El Calafate is as far South as we'll be going on this trip as roads/towns/hostels further towards the Antarctic are now closing until it gets warmer again.
So with a despondent huff I put on every item of clothing I own (didn't bother with the beachwear but in retrospect shouldn't have been so optimistic. Every inch of fabric would've been appreciated) and headed to the Perito Merino National Park.
The Perito Merino glacier is the 3rd biggest body of freshwater on the planet, it advances about 2m each day, is about 50m high above water and about 300m underneath. Given that only the mountain tops are snow-covered it feels really odd to turn a corner in the Lakes and be presented with this:
The cold coming off the glacier is teeth-hurtingly fierce. We spent 3 hours spellbound watching huge chunks of it come crashing off and floating away (before the walk barriers were built about 30 people were killed by boulders of flying ice as it's quite explosive when it falls). Because it's growing it constantly creaks and groans, and when a crack widens it sounds like thunder. Other than one type of insect nothing can live on the ice so it's a completely desolate environment.
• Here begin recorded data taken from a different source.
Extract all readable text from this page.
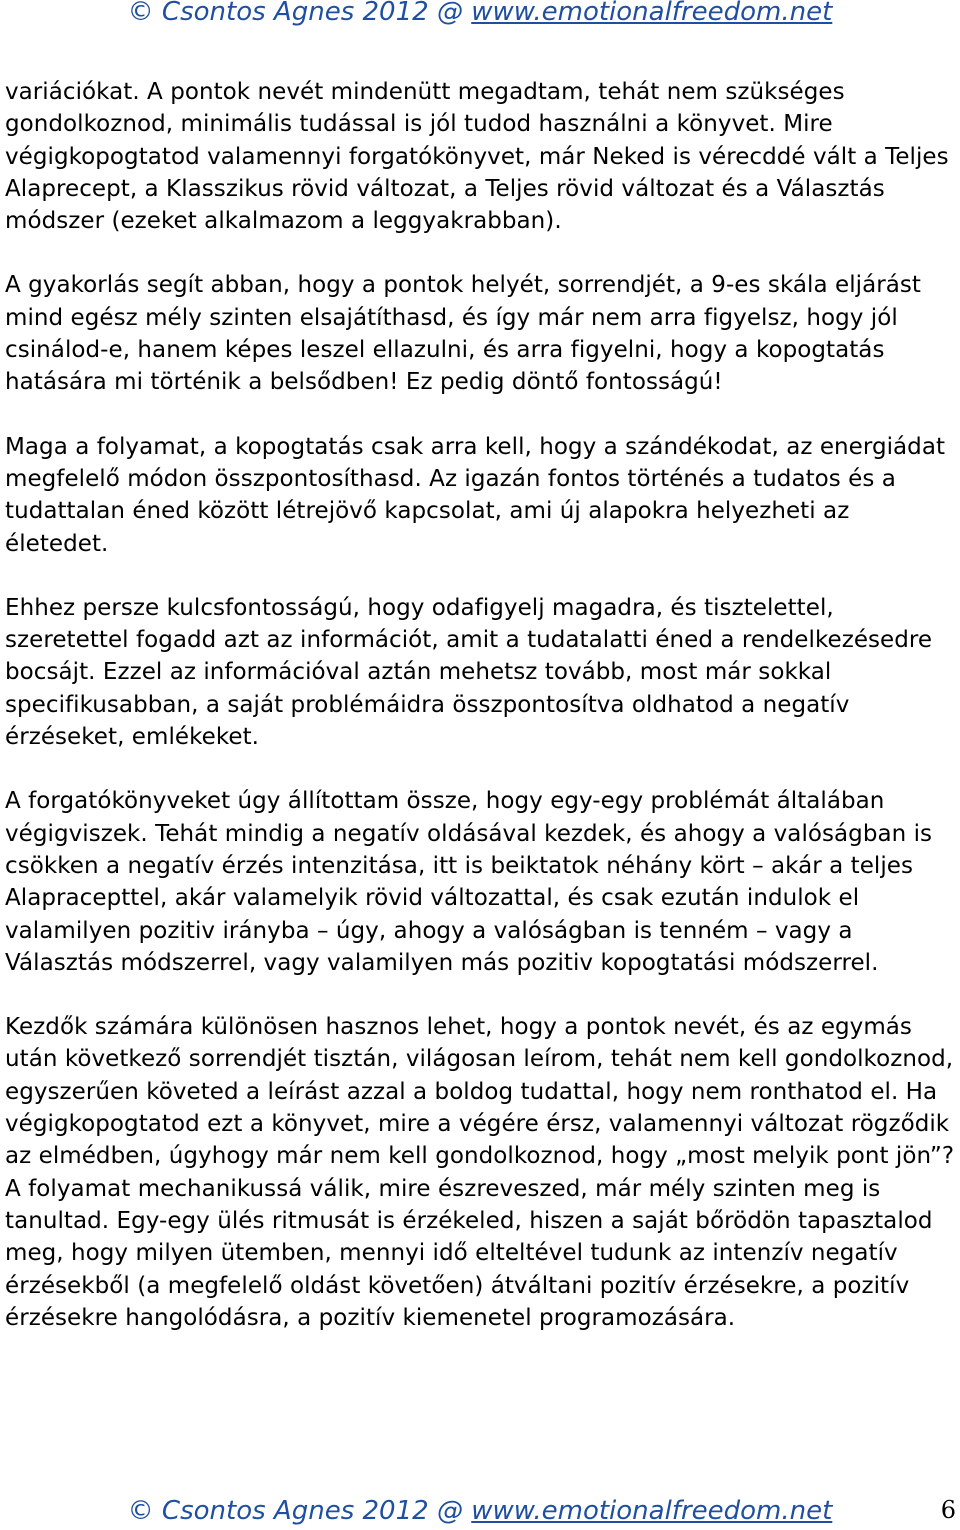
© Csontos Agnes 2012 @ www.emotionalfreedom.net

variációkat. A pontok nevét mindenütt megadtam, tehát nem szükséges gondolkoznod, minimális tudással is jól tudod használni a könyvet. Mire végigkopogtatod valamennyi forgatókönyvet, már Neked is vérecddé vált a Teljes Alaprecept, a Klasszikus rövid változat, a Teljes rövid változat és a Választás módszer (ezeket alkalmazom a leggyakrabban).

A gyakorlás segít abban, hogy a pontok helyét, sorrendjét, a 9-es skála eljárást mind egész mély szinten elsajátíthasd, és így már nem arra figyelsz, hogy jól csinálod-e, hanem képes leszel ellazulni, és arra figyelni, hogy a kopogtatás hatására mi történik a belsődben! Ez pedig döntő fontosságú!

Maga a folyamat, a kopogtatás csak arra kell, hogy a szándékodat, az energiádat megfelelő módon összpontosíthasd. Az igazán fontos történés a tudatos és a tudattalan éned között létrejövő kapcsolat, ami új alapokra helyezheti az életedet.

Ehhez persze kulcsfontosságú, hogy odafigyelj magadra, és tisztelettel, szeretettel fogadd azt az információt, amit a tudatalatti éned a rendelkezésedre bocsájt. Ezzel az információval aztán mehetsz tovább, most már sokkal specifikusabban, a saját problémáidra összpontosítva oldhatod a negatív érzéseket, emlékeket.

A forgatókönyveket úgy állítottam össze, hogy egy-egy problémát általában végigviszek. Tehát mindig a negatív oldásával kezdek, és ahogy a valóságban is csökken a negatív érzés intenzitása, itt is beiktatok néhány kört – akár a teljes Alapracepttel, akár valamelyik rövid változattal, és csak ezután indulok el valamilyen pozitiv irányba – úgy, ahogy a valóságban is tenném – vagy a Választás módszerrel, vagy valamilyen más pozitiv kopogtatási módszerrel.

Kezdők számára különösen hasznos lehet, hogy a pontok nevét, és az egymás után következő sorrendjét tisztán, világosan leírom, tehát nem kell gondolkoznod, egyszerűen követed a leírást azzal a boldog tudattal, hogy nem ronthatod el. Ha végigkopogtatod ezt a könyvet, mire a végére érsz, valamennyi változat rögződik az elmédben, úgyhogy már nem kell gondolkoznod, hogy „most melyik pont jön”? A folyamat mechanikussá válik, mire észreveszed, már mély szinten meg is tanultad. Egy-egy ülés ritmusát is érzékeled, hiszen a saját bőrödön tapasztalod meg, hogy milyen ütemben, mennyi idő elteltével tudunk az intenzív negatív érzésekből (a megfelelő oldást követően) átváltani pozitív érzésekre, a pozitív érzésekre hangolódásra, a pozitív kiemenetel programozására.

© Csontos Agnes 2012 @ www.emotionalfreedom.net	6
Frozen beyond the point of feeling we returned to our hostel and got ready for day 2 - climbing over the top of it.
Ice-burka ands crampons on we spent 4 hours stamping our way up and down ice valleys, watching the landscape turn from white to blue to so white 3 of us fell over as we lost all depth perception! Such a weird thing to be able to make out ice-hills in the middle distance but not be able to see anything other than glaringly white white in front of you.
The ice went from having recent melt on it which gives the crampons something to spike into, to solid smooth ice where we had to stamp each step to keep traction. Bit challenging going down steep bits, and more so when we had to straddle a water filled ravine and stamp our way out of an ice cave but all good fun!
Back on dry land, beer in hand, feet still not responding to human touch, we agreed it had been an incredible thing to walk over a glacier, and to see bus-sized pieces of ice crashing off it but it's time to head north again and hopefully see the sun again.